The producers are, however, crossing their fingers for a peaceful outcome of the referendum, which is expected to decide whether the South will secede from the north and become an independent State.
“South Sudan is going to see significant economic development in the coming years and cement will be driving the infrastructure development,” said managing director of Athi River Mining Pradeep Paunrana.
East Africa Portland Cement managing director Kephar Tande said the cement maker is “very interested” in the southern Sudan market, but added the decision to enter the country is dependent on the outcome on next week’s referendum vote.
Kenya’s economy is expected to grow at six per cent in 2011, with cement consumption projected to surpass the 2010 levels.
Data from the Kenya National Bureau of Statistics indicate that cement production was up by 10 per cent in 2010 at 2,665 thousand tones from 2,420 thousand tones produced in 2009.
Analysts at CFC Stanbic Bank said Kenyan cement manufacturers “will be the biggest beneficiaries” of a vote to separate Africa’s biggest nation.
“Construction companies may get the most from the country and the likes of Bamburi, Portland are targeting the market,” said the analysts in a research note.
“Cement stocks may receive considerable attention bolstered by the boom in the construction industry.

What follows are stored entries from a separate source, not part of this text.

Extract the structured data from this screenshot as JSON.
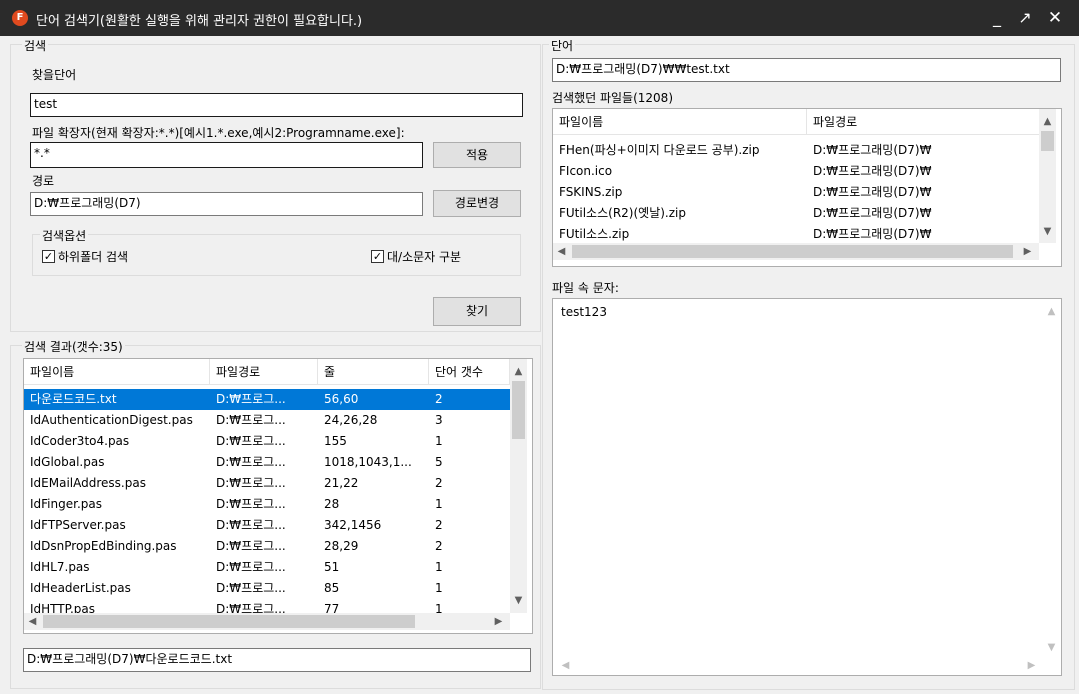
{
  "window": {
    "title": "단어 검색기(원활한 실행을 위해 관리자 권한이 필요합니다.)",
    "icon_glyph": "F",
    "minimize_glyph": "_",
    "maximize_glyph": "↗",
    "close_glyph": "✕"
  },
  "search": {
    "group_caption": "검색",
    "find_word_label": "찾을단어",
    "find_word_value": "test",
    "ext_label": "파일 확장자(현재 확장자:*.*)[예시1.*.exe,예시2:Programname.exe]:",
    "ext_value": "*.*",
    "apply_button": "적용",
    "path_label": "경로",
    "path_value": "D:₩프로그래밍(D7)",
    "change_path_button": "경로변경",
    "options_caption": "검색옵션",
    "subfolder_label": "하위폴더 검색",
    "subfolder_checked": true,
    "case_label": "대/소문자 구분",
    "case_checked": true,
    "find_button": "찾기"
  },
  "results": {
    "caption": "검색 결과(갯수:35)",
    "columns": [
      "파일이름",
      "파일경로",
      "줄",
      "단어 갯수"
    ],
    "rows": [
      {
        "name": "다운로드코드.txt",
        "path": "D:₩프로그...",
        "lines": "56,60",
        "count": "2",
        "selected": true
      },
      {
        "name": "IdAuthenticationDigest.pas",
        "path": "D:₩프로그...",
        "lines": "24,26,28",
        "count": "3"
      },
      {
        "name": "IdCoder3to4.pas",
        "path": "D:₩프로그...",
        "lines": "155",
        "count": "1"
      },
      {
        "name": "IdGlobal.pas",
        "path": "D:₩프로그...",
        "lines": "1018,1043,1...",
        "count": "5"
      },
      {
        "name": "IdEMailAddress.pas",
        "path": "D:₩프로그...",
        "lines": "21,22",
        "count": "2"
      },
      {
        "name": "IdFinger.pas",
        "path": "D:₩프로그...",
        "lines": "28",
        "count": "1"
      },
      {
        "name": "IdFTPServer.pas",
        "path": "D:₩프로그...",
        "lines": "342,1456",
        "count": "2"
      },
      {
        "name": "IdDsnPropEdBinding.pas",
        "path": "D:₩프로그...",
        "lines": "28,29",
        "count": "2"
      },
      {
        "name": "IdHL7.pas",
        "path": "D:₩프로그...",
        "lines": "51",
        "count": "1"
      },
      {
        "name": "IdHeaderList.pas",
        "path": "D:₩프로그...",
        "lines": "85",
        "count": "1"
      },
      {
        "name": "IdHTTP.pas",
        "path": "D:₩프로그...",
        "lines": "77",
        "count": "1"
      }
    ],
    "selected_path": "D:₩프로그래밍(D7)₩다운로드코드.txt"
  },
  "word": {
    "caption": "단어",
    "current_file": "D:₩프로그래밍(D7)₩₩test.txt",
    "searched_caption": "검색했던 파일들(1208)",
    "columns": [
      "파일이름",
      "파일경로"
    ],
    "files": [
      {
        "name": "FHen(파싱+이미지 다운로드 공부).zip",
        "path": "D:₩프로그래밍(D7)₩"
      },
      {
        "name": "FIcon.ico",
        "path": "D:₩프로그래밍(D7)₩"
      },
      {
        "name": "FSKINS.zip",
        "path": "D:₩프로그래밍(D7)₩"
      },
      {
        "name": "FUtil소스(R2)(옛날).zip",
        "path": "D:₩프로그래밍(D7)₩"
      },
      {
        "name": "FUtil소스.zip",
        "path": "D:₩프로그래밍(D7)₩"
      }
    ],
    "content_caption": "파일 속 문자:",
    "content_text": "test123"
  },
  "icons": {
    "up": "▲",
    "down": "▼",
    "left": "◀",
    "right": "▶",
    "check": "✓"
  }
}
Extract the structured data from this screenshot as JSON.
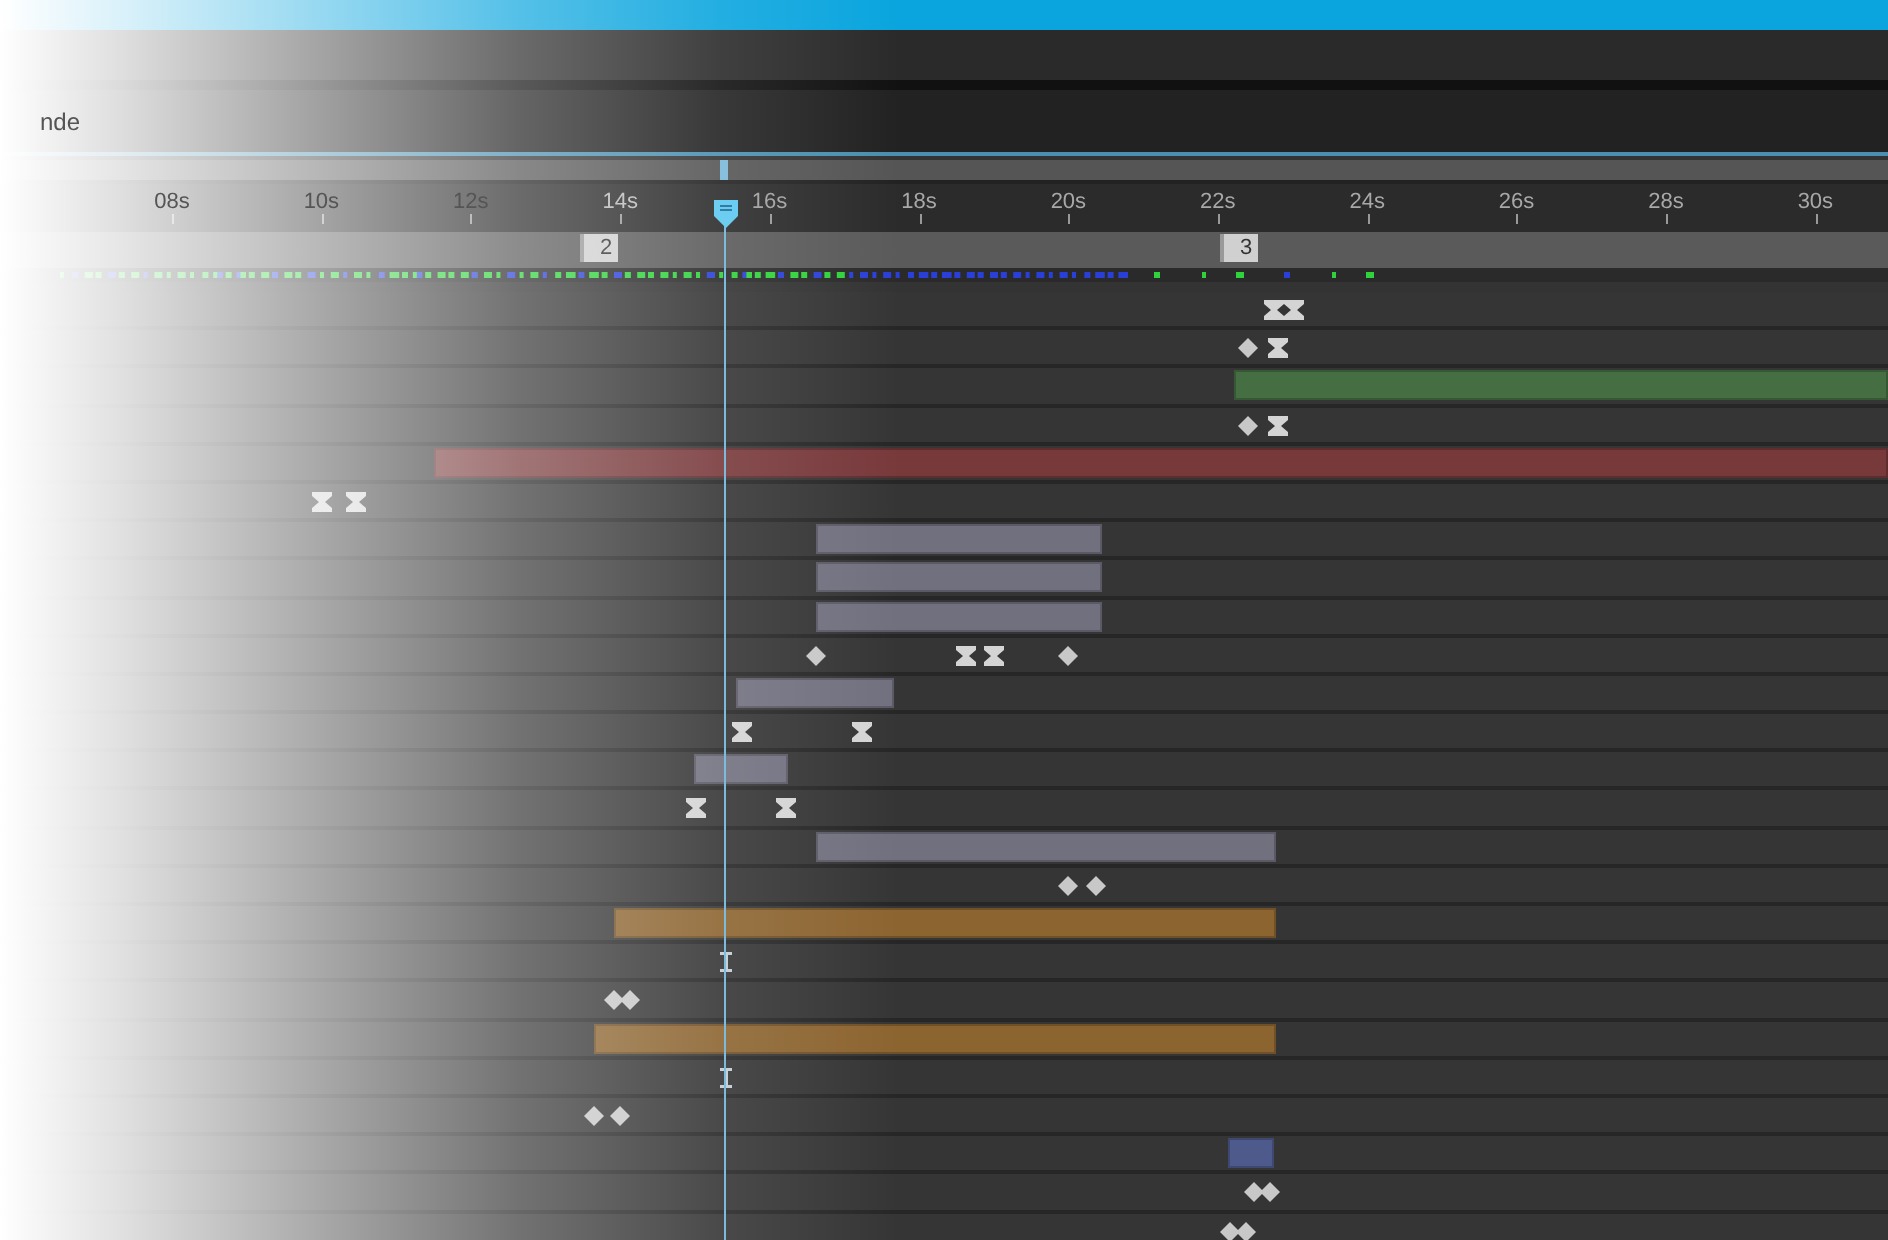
{
  "panel": {
    "title": "nde"
  },
  "ruler": {
    "labels": [
      "08s",
      "10s",
      "12s",
      "14s",
      "16s",
      "18s",
      "20s",
      "22s",
      "24s",
      "26s",
      "28s",
      "30s"
    ]
  },
  "markers": [
    {
      "label": "2"
    },
    {
      "label": "3"
    }
  ],
  "rows": [
    {
      "kind": "keys",
      "keys": [
        {
          "kind": "hourglass"
        },
        {
          "kind": "hourglass"
        }
      ]
    },
    {
      "kind": "keys",
      "keys": [
        {
          "kind": "diamond"
        },
        {
          "kind": "hourglass"
        }
      ]
    },
    {
      "kind": "bar",
      "color": "#456f43"
    },
    {
      "kind": "keys",
      "keys": [
        {
          "kind": "diamond"
        },
        {
          "kind": "hourglass"
        }
      ]
    },
    {
      "kind": "bar",
      "color": "#78393b"
    },
    {
      "kind": "keys",
      "keys": [
        {
          "kind": "hourglass"
        },
        {
          "kind": "hourglass"
        }
      ]
    },
    {
      "kind": "bar",
      "color": "#71707f"
    },
    {
      "kind": "bar",
      "color": "#71707f"
    },
    {
      "kind": "bar",
      "color": "#71707f"
    },
    {
      "kind": "keys",
      "keys": [
        {
          "kind": "diamond"
        },
        {
          "kind": "hourglass"
        },
        {
          "kind": "hourglass"
        },
        {
          "kind": "diamond"
        }
      ]
    },
    {
      "kind": "bar",
      "color": "#71707f"
    },
    {
      "kind": "keys",
      "keys": [
        {
          "kind": "hourglass"
        },
        {
          "kind": "hourglass"
        }
      ]
    },
    {
      "kind": "bar",
      "color": "#71707f"
    },
    {
      "kind": "keys",
      "keys": [
        {
          "kind": "hourglass"
        },
        {
          "kind": "hourglass"
        }
      ]
    },
    {
      "kind": "bar",
      "color": "#71707f"
    },
    {
      "kind": "keys",
      "keys": [
        {
          "kind": "diamond"
        },
        {
          "kind": "diamond"
        }
      ]
    },
    {
      "kind": "bar",
      "color": "#8c6430"
    },
    {
      "kind": "keys",
      "keys": [
        {
          "kind": "ibeam"
        }
      ]
    },
    {
      "kind": "keys",
      "keys": [
        {
          "kind": "diamond"
        },
        {
          "kind": "diamond"
        }
      ]
    },
    {
      "kind": "bar",
      "color": "#8c6430"
    },
    {
      "kind": "keys",
      "keys": [
        {
          "kind": "ibeam"
        }
      ]
    },
    {
      "kind": "keys",
      "keys": [
        {
          "kind": "diamond"
        },
        {
          "kind": "diamond"
        }
      ]
    },
    {
      "kind": "bar",
      "color": "#4e5a8c"
    },
    {
      "kind": "keys",
      "keys": [
        {
          "kind": "diamond"
        },
        {
          "kind": "diamond"
        }
      ]
    },
    {
      "kind": "keys",
      "keys": [
        {
          "kind": "diamond"
        },
        {
          "kind": "diamond"
        }
      ]
    }
  ]
}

Heavy investment by regional governments on infrastructure and increased private investment in the property and housing are expected to fuel cement demand,” said Sterling Investment Bank’s researchers.
Athi River Mining, East Africa Portland Cement and Bamburi Cement are Nairobi Stock Exchange (NSE) listed cement makers.
High operating costs that are mostly energy and finance related have weighed down profitability of the companies.
Drummond investment Bank general manager Samuel Wachira said the cement producers have to cut down operating costs as the entry of new players especially by Asian-based companies will make price competition untenable as productions costs in Asia are cheaper than Kenya.
Competition in the sector has also intensified with the entry of Mombasa Cement and National Cement which have increased supply in the market.
“Cement prices have generally come down by about five to eight per cent across the country over the last one year. Pressure is still building on prices as more capacities come on board within the next one to two years,” said Mr Tande.
EAPC is in the process of restructuring its yen-denominated loan to avert the risk of foreign exchange losses eating into profits for the fourth consecutive year.
Last year, foreign exchange losses wiped out Sh451 million from its profits which lead to the company reporting a Sh292 million loss.
The cement maker is also widening its products range in 2011 in tandem with changing customer needs which is a move that it sees will build to its bottom line.
“There is a menu of cement and cement related products which we anticipate to roll out as we widen our revenue streams and geographical markets while tapping into the wider opportunities presented by EAC base,” said Mr Tande.
ARM says that with strong regional focus on infrastructural development and a growing middle class which drives the housing market, the outlook for 2011 is positive for the cement industry both locally and regionally.
Athi River Mining expanded to Tanzania and is increasing its capacity to 750,000 tonnes per year with its new clincker facility.